After Mr Jones left I stared out the gray window at the rain until a pretty little student nurse brought me the folder on Eric Cannon and said she’d bring the family to my office. After she left, I mused for a few seconds on what is called in the medical profession the ‘p’ phenomenon: the tendency of starched nurses’ uniforms to make it seem as if all nurses were bountifully blessed in the bosom and thus shaped like the letter ‘p’. It meant that doctors surveying the field could never be sure that a nurse they were flirting with was proportioned like two grapefruit on a stick or two peas on an ironing board. Some claimed it was the very essence of the mystery and allure of the medical profession.
Eric Cannon’s folder gave a rather detailed description of a latter-day sheep in wolf’s clothing. Since the age of five the boy had shown himself to be both remarkably precocious and a little simpleminded. Although the son of a Lutheran minister, he argued with his teachers, was truant from school, disobedient to teachers and parents, and a runaway from home on six separate occasions since the age of nine, the last episode occurring only six months before, when he disappeared for eight weeks before turning up in Cuba. At the age of twelve he began a career of priest baiting, which culminated in the boy’s refusal to enter a church again. He also refused to go to school. He was caught possessing marijuana. He was stopped in what appeared to be the act of trying to immolate himself in front of the Central Brooklyn Selective Services Induction Center.
Pastor Cannon, his father, seemed to be a good man – in the traditional sense of the word: a conservative, restrained defender of the way things are. But his son had kept rebelling, had refused to be treated by a private psychiatrist; refused to work, refused to live at home except when it suited him.

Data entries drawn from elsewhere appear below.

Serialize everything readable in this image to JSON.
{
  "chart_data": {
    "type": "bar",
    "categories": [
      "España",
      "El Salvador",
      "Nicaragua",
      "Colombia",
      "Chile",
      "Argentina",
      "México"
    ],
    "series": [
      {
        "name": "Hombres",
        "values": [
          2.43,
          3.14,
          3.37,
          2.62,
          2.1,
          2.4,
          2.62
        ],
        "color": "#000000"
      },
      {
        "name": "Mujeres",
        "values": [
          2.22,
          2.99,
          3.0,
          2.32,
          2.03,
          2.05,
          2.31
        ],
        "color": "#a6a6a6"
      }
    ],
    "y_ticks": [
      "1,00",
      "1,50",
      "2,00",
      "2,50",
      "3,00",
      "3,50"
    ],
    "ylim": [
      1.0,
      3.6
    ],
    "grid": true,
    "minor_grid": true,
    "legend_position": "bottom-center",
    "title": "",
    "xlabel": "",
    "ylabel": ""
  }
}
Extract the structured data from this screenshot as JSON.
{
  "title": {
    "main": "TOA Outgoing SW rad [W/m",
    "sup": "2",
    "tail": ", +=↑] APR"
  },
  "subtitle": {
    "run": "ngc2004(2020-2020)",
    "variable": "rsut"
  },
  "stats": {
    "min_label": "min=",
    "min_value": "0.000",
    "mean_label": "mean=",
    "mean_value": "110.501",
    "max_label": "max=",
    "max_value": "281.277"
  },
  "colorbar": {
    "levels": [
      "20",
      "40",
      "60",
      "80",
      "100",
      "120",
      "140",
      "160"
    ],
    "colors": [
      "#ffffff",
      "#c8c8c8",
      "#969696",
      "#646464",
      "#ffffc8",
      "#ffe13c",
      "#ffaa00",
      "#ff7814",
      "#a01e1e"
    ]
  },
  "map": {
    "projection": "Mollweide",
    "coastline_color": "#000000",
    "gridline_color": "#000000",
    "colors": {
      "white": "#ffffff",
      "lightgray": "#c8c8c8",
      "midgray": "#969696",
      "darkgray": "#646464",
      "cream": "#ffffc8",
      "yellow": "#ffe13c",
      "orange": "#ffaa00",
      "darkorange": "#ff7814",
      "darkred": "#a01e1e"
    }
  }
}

His father had thus decided to send him to QSH, with the understanding that he would receive therapy with me.
‘Dr Rhinehart,’ the pretty little student nurse was saying suddenly at my elbow. ‘This is Pastor Cannon and Mrs Cannon.’

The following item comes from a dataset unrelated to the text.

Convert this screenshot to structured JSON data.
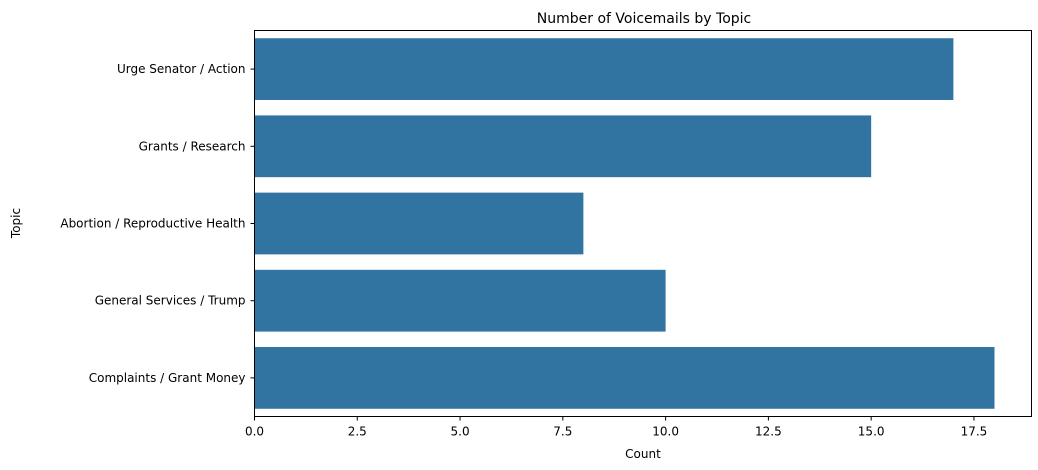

‘How do you do,’ I said automatically and found myself grasping the chubby hand of a sweet-faced man with thick graying hair. He smiled fully as he shook my hand.
‘Glad to meet you, Doctor. Dr Mann has told me a lot about you.’
‘How do you do, Doctor,’ a woman’s musical voice said, and I turned to Mrs Cannon. Small and trim, she was standing behind the left shoulder of her husband and smiling horribly: her eyes kept flickering off to a line of female hags who were oozing noisily through the hallway outside our door. The patients were dressed with such indescribable ugliness they looked like character actors who had been rejected for Marat-Sade for being overdone.